DIN EN 60068-2-6 STS Prüfverfahren.jpg
Abbildung 2: Qualifizierung eines Prototypen: Drucksensor wird in einen Aluminiumblock eingeschraubt, der mechanisch (Vibration, Beschleunigung) belastet wird.

 

Ist mit starken Vibrationen zu rechnen, die die Spezifikationen des Drucksensors übersteigen, kommen in erster Linie zwei Herangehensweisen in Betracht. In der ersten geht es um die räumliche Dimension: Wie gross ist der Druckmessumformer und wo wird er montiert? Es gilt: Je schwerer und grösser ein Druckmessumformer, desto grösser die Wirkung der Schwingungen und umso geringer die Widerstandsfähigkeit. Es kann also von Vorteil sein, einen kleinen Drucksensor in stark schwingenden Anwendungen zu verwenden, wie beispielsweise den ATM.mini, der aufgrund seiner geringen Masse von Vibrationen wenig beeinträchtigt wird.

 

Abgesehen von den Dimensionen des Druckmessumformers ist auch dessen Position in der Anwendung entscheidend.

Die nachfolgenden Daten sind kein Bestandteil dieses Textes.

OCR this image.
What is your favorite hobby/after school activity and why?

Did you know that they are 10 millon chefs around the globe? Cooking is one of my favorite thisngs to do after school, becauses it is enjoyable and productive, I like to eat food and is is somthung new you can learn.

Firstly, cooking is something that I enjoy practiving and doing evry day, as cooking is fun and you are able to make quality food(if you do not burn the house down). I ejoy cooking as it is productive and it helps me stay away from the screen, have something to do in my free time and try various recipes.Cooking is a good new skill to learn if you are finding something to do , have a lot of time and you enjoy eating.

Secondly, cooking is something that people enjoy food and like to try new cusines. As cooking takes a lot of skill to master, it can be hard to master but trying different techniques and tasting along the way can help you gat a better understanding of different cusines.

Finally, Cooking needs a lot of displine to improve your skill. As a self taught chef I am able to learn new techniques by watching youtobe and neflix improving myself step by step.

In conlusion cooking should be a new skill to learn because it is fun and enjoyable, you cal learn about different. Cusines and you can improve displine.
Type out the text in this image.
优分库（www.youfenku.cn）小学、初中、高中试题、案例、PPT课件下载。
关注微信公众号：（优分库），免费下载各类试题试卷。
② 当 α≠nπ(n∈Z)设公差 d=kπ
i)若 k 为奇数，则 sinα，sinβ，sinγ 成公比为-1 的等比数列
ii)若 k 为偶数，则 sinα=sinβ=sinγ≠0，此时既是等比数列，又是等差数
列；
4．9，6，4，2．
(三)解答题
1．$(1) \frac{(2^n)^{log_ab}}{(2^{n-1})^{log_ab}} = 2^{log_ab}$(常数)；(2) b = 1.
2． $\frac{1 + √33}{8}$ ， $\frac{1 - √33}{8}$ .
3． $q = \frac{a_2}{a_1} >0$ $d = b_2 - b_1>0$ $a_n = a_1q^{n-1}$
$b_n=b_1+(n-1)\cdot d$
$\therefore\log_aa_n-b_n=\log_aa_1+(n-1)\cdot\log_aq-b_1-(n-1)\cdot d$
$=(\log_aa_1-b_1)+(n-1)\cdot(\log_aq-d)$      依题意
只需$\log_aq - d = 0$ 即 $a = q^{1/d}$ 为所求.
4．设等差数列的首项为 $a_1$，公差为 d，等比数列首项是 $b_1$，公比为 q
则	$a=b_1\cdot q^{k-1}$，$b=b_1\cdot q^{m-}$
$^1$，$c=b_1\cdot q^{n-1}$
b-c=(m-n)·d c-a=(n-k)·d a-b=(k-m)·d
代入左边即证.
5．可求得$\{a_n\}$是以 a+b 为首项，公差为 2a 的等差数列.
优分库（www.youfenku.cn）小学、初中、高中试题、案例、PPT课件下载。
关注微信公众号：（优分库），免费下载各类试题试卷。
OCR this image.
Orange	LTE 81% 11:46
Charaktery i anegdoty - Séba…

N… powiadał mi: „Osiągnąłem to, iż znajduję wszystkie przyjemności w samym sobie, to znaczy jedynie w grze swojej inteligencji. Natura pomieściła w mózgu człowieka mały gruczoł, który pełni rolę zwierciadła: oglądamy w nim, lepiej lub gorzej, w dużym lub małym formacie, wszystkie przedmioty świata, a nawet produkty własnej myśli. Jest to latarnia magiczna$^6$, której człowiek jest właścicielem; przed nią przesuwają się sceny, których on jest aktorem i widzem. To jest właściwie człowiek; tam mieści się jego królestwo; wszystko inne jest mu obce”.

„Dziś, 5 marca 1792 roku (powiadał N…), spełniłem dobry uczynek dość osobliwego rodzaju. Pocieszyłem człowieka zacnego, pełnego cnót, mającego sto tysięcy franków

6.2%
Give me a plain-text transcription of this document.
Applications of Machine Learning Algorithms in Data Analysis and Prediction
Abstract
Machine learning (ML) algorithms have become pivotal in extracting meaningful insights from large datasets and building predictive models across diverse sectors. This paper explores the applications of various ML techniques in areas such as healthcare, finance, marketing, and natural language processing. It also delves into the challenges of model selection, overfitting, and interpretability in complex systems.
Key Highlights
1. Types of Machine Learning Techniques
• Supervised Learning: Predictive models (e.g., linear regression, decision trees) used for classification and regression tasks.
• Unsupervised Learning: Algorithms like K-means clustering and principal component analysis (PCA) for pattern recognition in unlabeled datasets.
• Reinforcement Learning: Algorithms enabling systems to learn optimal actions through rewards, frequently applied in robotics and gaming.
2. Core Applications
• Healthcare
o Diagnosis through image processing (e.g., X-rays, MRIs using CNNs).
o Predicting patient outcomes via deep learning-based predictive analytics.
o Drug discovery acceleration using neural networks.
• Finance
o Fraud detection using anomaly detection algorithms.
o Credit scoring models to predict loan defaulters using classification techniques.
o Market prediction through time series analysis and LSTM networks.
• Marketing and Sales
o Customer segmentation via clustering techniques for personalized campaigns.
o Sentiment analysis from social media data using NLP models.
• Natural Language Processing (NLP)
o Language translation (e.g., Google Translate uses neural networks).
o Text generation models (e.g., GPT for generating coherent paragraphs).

Liegt er in der Vibrationsachse, bekommt er weniger Schwingungen ab. Wird er allerdings quer zur Vibrationsachse montiert, muss er das volle Ausmass der Vibrationen aushalten.

 

Darüber hinaus kann der Druckmessumformer selbst so ausgerüstet werden, dass er Vibrationen besser verkraftet. Hierfür wird der Drucksensor mit einer weichen Vergussmasse aufgegossen, die die Vibrationen dämpft und somit die mechanischen Teile entsprechend schützt. In Abbildung 1 ist diese Vergussmasse als transparent-gläzend zu erkennen.

 

Zusammenfassend lässt sich festhalten, dass starke Vibrationen die Messsensorik schädigen können. Durch die Wahl eines für die Anwendung passenden Drucksensors (Frequenzbereich, Dimensionen) sowie einer optimalen Montage (bspw. in der Vibrationsachse) lassen sich die Auswirkungen der Schwingungen minimieren. Weiteren Schutz bietet das Aufgiessen des Sensors mit einer dämpfenden Vergussmasse (siehe Abbildung 1).